Mashu See
Die Luft war frisch, als wir in Hokkaido ankamen. Wie immer lud einmal im Jahr mein Vater seine Mitarbeiter ein, zusammen einen Auslandsausflug zu unternehmen. Als Dank fuer die gute Zusammenarbeit auszudrucken. Jedesjahr reisen sie ins Ausland und wie die meisten Taiwanese reisen sie am liebsten nach Japan.
Eigentlich war ich nicht sehr interessiert mitzukommen. Am liebsten haette ich nach Kyoto reisen wollen. Aber Hokkaido geniesst einen guten Ruf in Taiwan und gilt als Paradies fuer die wunderschoene Landschaft und unberuehte ehrliche Japaner!
Nie war der japanische Widerspruch so sichtbar wie in Hokaido: das Pendel zwischen „Natur“ und „Kuenstlichkeit“, „Wir-Japan“ und „Sie-Fremde“. Die Landschaft ist schoen, aber kuenstlich angelegt. Der Jahreszeitswechsel wird kollektiv zerebriert – mit Wetterbericht von Kirschbluete und Ahornblaetter, ueberall werden ueberfuellt von Menschen, die Kirschbluete „mit zuschauen“ und die verfaerbten Ahornblaetter „mitzaehlen“. Hotels sind voll, man sieht nur Menschen koepfe und die Natur ist von der Menschenmenge vergewaltigt. Man zerebriert den Wechsel von der Jahreszeit, um den Naturrythmus zu verkunden und zu spueren. Andererseits gibt es jegliche Suessigkeiten und Eingelegten Gemuese genau zu diesem Wechsel, aber voll mit Fabrstoffe und Konservierungsmitel verstopft. Ich habe meine Mutter mehrmals verhindert etwas zu kaufen. Sie bedankte sich gar nicht bei mir, weil sie keine Geschenke mit Hause mitnehmen kann. „So etwas kannst Du doch niemand verschenken!“ sagte ich. „Das ist egal! Die Leute vertrauen Japan!“
Bei der formellen Teezeremonie servieren wir auch wertvolle Suessigkeit aus Pulverzucker und Farbstoff.
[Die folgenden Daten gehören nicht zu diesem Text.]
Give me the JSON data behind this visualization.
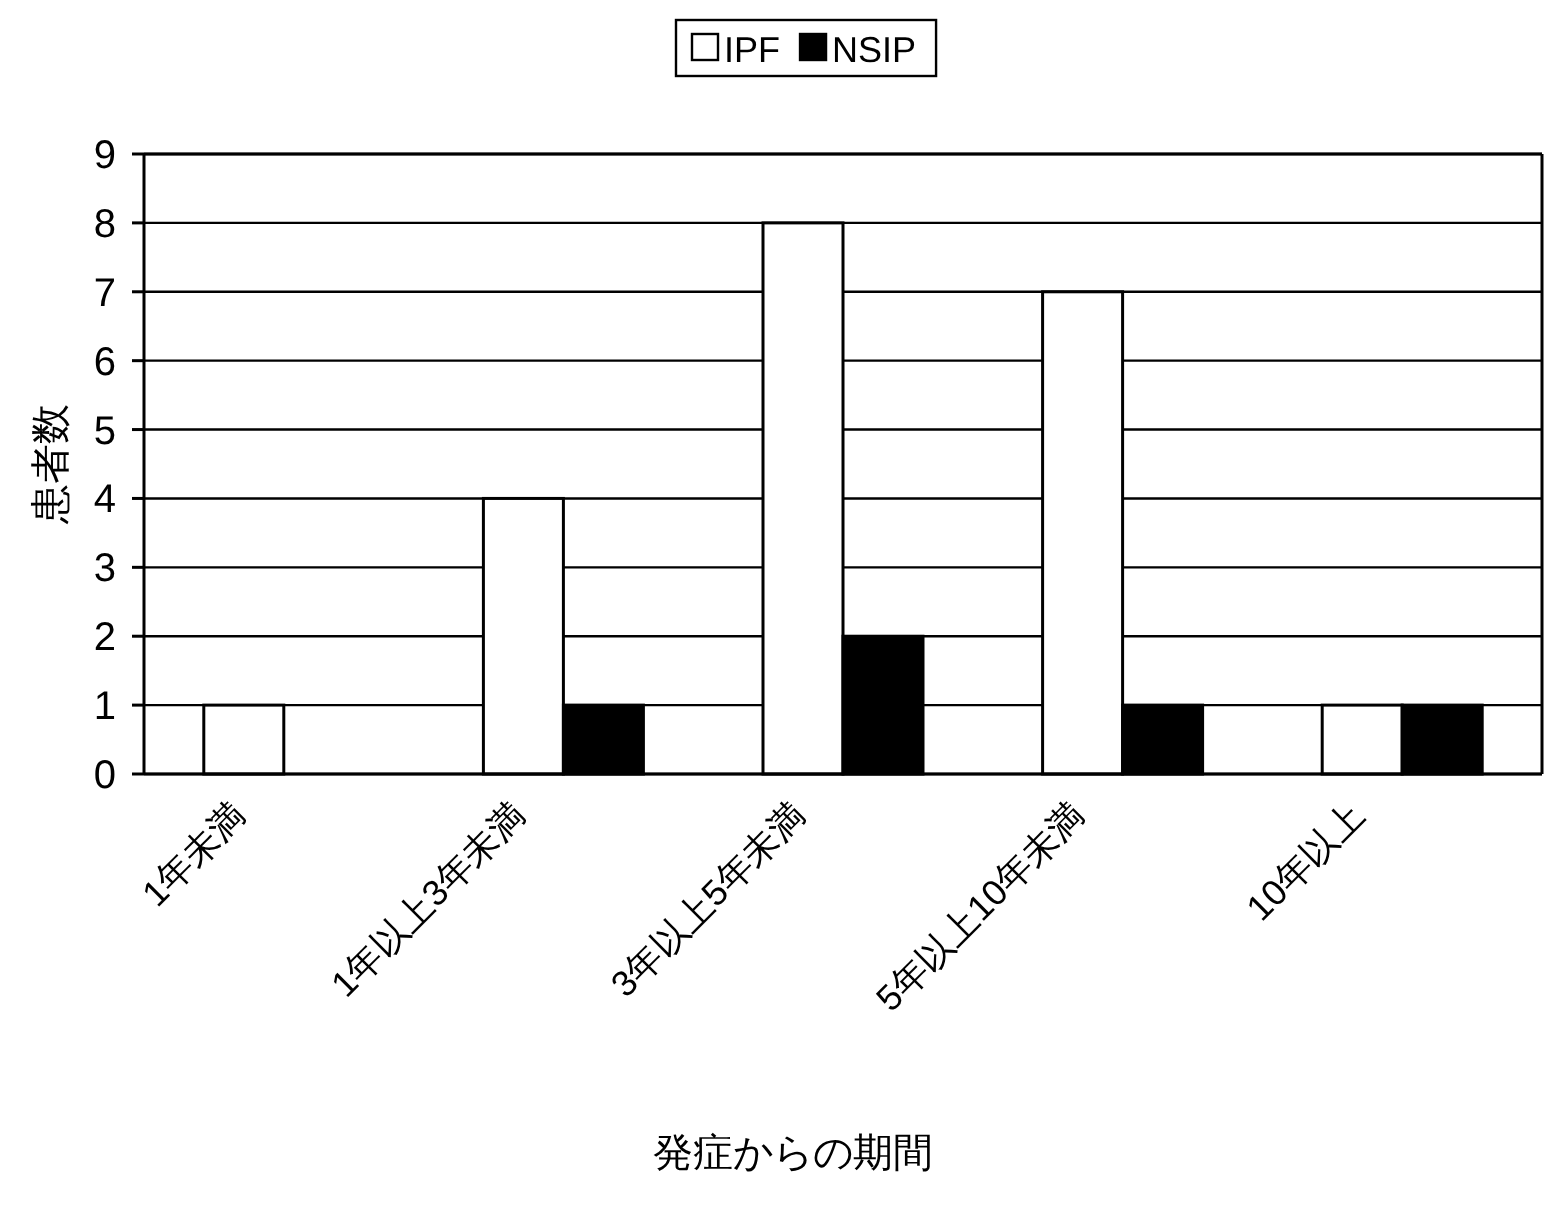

Ich habe es nie verstanden. Warum Tee-Geist mit dem mit Farbstoff verfeinerten edelen Suessigkeit etwas Gemeinsames haben koennte. Denke ich zu materialistisch?
Selbst im Brot wird Farbstoff beigemischt. Selbst in dem so genannten mit goldenem Preis ausgezeichneten Kuchen oder Dessert werden mit mehreren Farbstoff verschoenert. Auch in dem Zutaten von Sushis, getrockeneten Krevetten, Gewuerzsosse und Algen… Ich sah es und wurde sprachlos. Ich bin sicher, dass Taiwanese viel natuerlicher leben wollen als die Japaner, die mehr Wert auf Aussehen legen als die Gesundheit!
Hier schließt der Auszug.